In his keynote speech at an annual security forum in Seoul, Mr Chung Eui-yong also said that during the summit scheduled in Pyongyang from Sept 18 to Sept 20, the two Koreas will push to reach a comprehensive agreement to build mutual trust and forestall any armed clashes.

The third summit between South Korean President Moon Jae-in and North Korea leader Kim Jong Un was arranged amid a perceived impasse in US-North Korea negotiations, due apparently to their differences over the sequence of the denuclearisation process.

"While things had been smoothly moving forward, there came a temporary difficulty in the process of denuclearisation consultations between the North and the US," Mr Chung said at the opening ceremony of the Seoul Defense Dialogue hosted by the defence ministry.

"At this meeting (in Pyongyang next week), the two leaders will have deeper and concrete ways for denuclearisation. (We) hope that through such efforts, there will be a fresh momentum again for the North-US dialogue that has recently faced temporary difficulty," he added.

That difficulty is seen as having stemmed from Pyongyang's insistence that Washington first agree to the declaration of a formal end to the 1950-53 Korean War and Washington's demand that the communist state take tangible denuclearisation steps, such as making a full declaration of its nuclear and missile stockpiles.

During his speech, Mr Chung also reiterated that during his recent visit to the North, he reconfirmed Mr Kim's avowed commitment to the "complete denuclearisation" of the peninsula, Yonhap reported.

"While saying that his deep trust in President Trump has not changed at all, Chairman Kim expressed his strong will to end the long history of hostility between the North and US, and realise denuclearisation within the first term of President Trump," Mr Chung said.

"It is the first time that a North Korean supreme leader has mentioned a timeline for denuclearisation... Our delegation got the impression that Chairman Kim was trying to actively communicate his resolve to denuclearise to the international community," he added.
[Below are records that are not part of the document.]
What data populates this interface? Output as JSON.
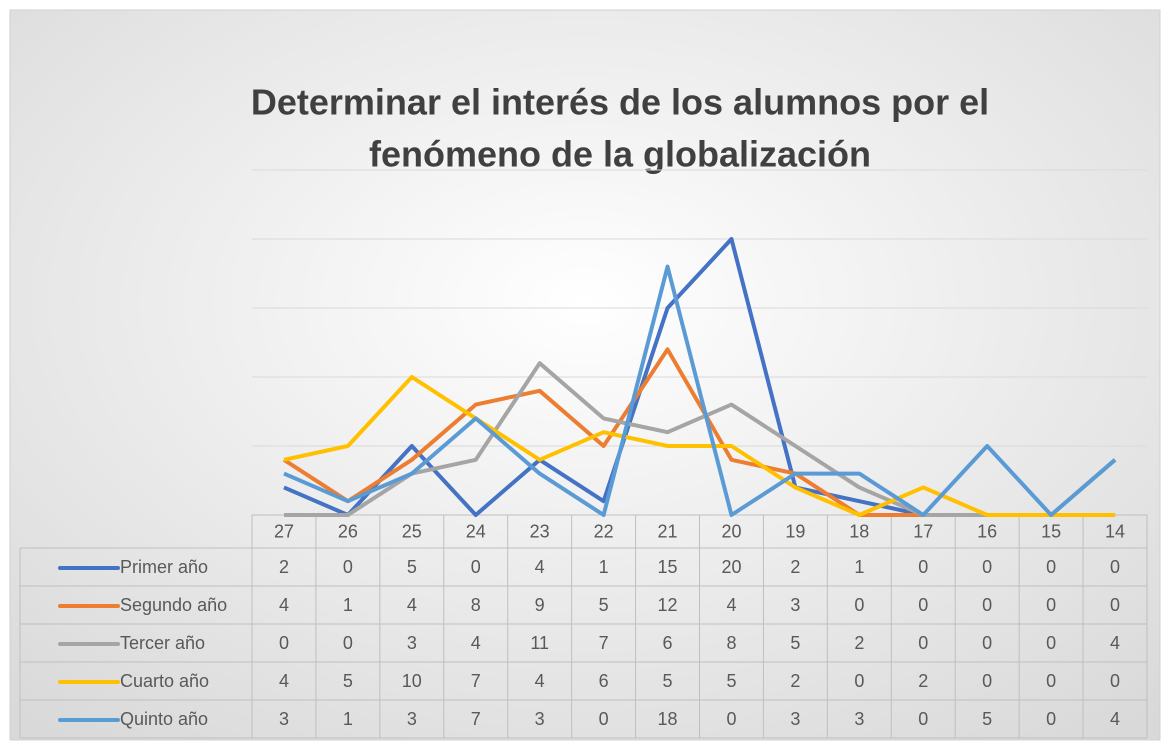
{
  "chart_data": {
    "type": "line",
    "title": [
      "Determinar el interés de los alumnos por el",
      "fenómeno de la globalización"
    ],
    "categories": [
      "27",
      "26",
      "25",
      "24",
      "23",
      "22",
      "21",
      "20",
      "19",
      "18",
      "17",
      "16",
      "15",
      "14"
    ],
    "series": [
      {
        "name": "Primer año",
        "color": "#4472c4",
        "values": [
          2,
          0,
          5,
          0,
          4,
          1,
          15,
          20,
          2,
          1,
          0,
          0,
          0,
          0
        ]
      },
      {
        "name": "Segundo año",
        "color": "#ed7d31",
        "values": [
          4,
          1,
          4,
          8,
          9,
          5,
          12,
          4,
          3,
          0,
          0,
          0,
          0,
          0
        ]
      },
      {
        "name": "Tercer año",
        "color": "#a5a5a5",
        "values": [
          0,
          0,
          3,
          4,
          11,
          7,
          6,
          8,
          5,
          2,
          0,
          0,
          0,
          4
        ]
      },
      {
        "name": "Cuarto año",
        "color": "#ffc000",
        "values": [
          4,
          5,
          10,
          7,
          4,
          6,
          5,
          5,
          2,
          0,
          2,
          0,
          0,
          0
        ]
      },
      {
        "name": "Quinto año",
        "color": "#5b9bd5",
        "values": [
          3,
          1,
          3,
          7,
          3,
          0,
          18,
          0,
          3,
          3,
          0,
          5,
          0,
          4
        ]
      }
    ],
    "ylim": [
      0,
      25
    ],
    "yticks": [
      0,
      5,
      10,
      15,
      20,
      25
    ],
    "grid": true
  }
}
Mr Chung also noted that the two Koreas are moving towards an "operational arms control" stage beyond the stage of building bilateral confidence.

"There have been concrete (inter-Korean) consultations over the issue of halting all hostile acts against each other on land, sea and air to fundamentally address the danger of war, and over the issue of establishing a peace zone in the West Sea to prevent armed conflicts and ensure safe fishing activities," he said.

"The two Koreas are making an attempt at virtually an entry level of operational arms control beyond the stage of confidence building," he added.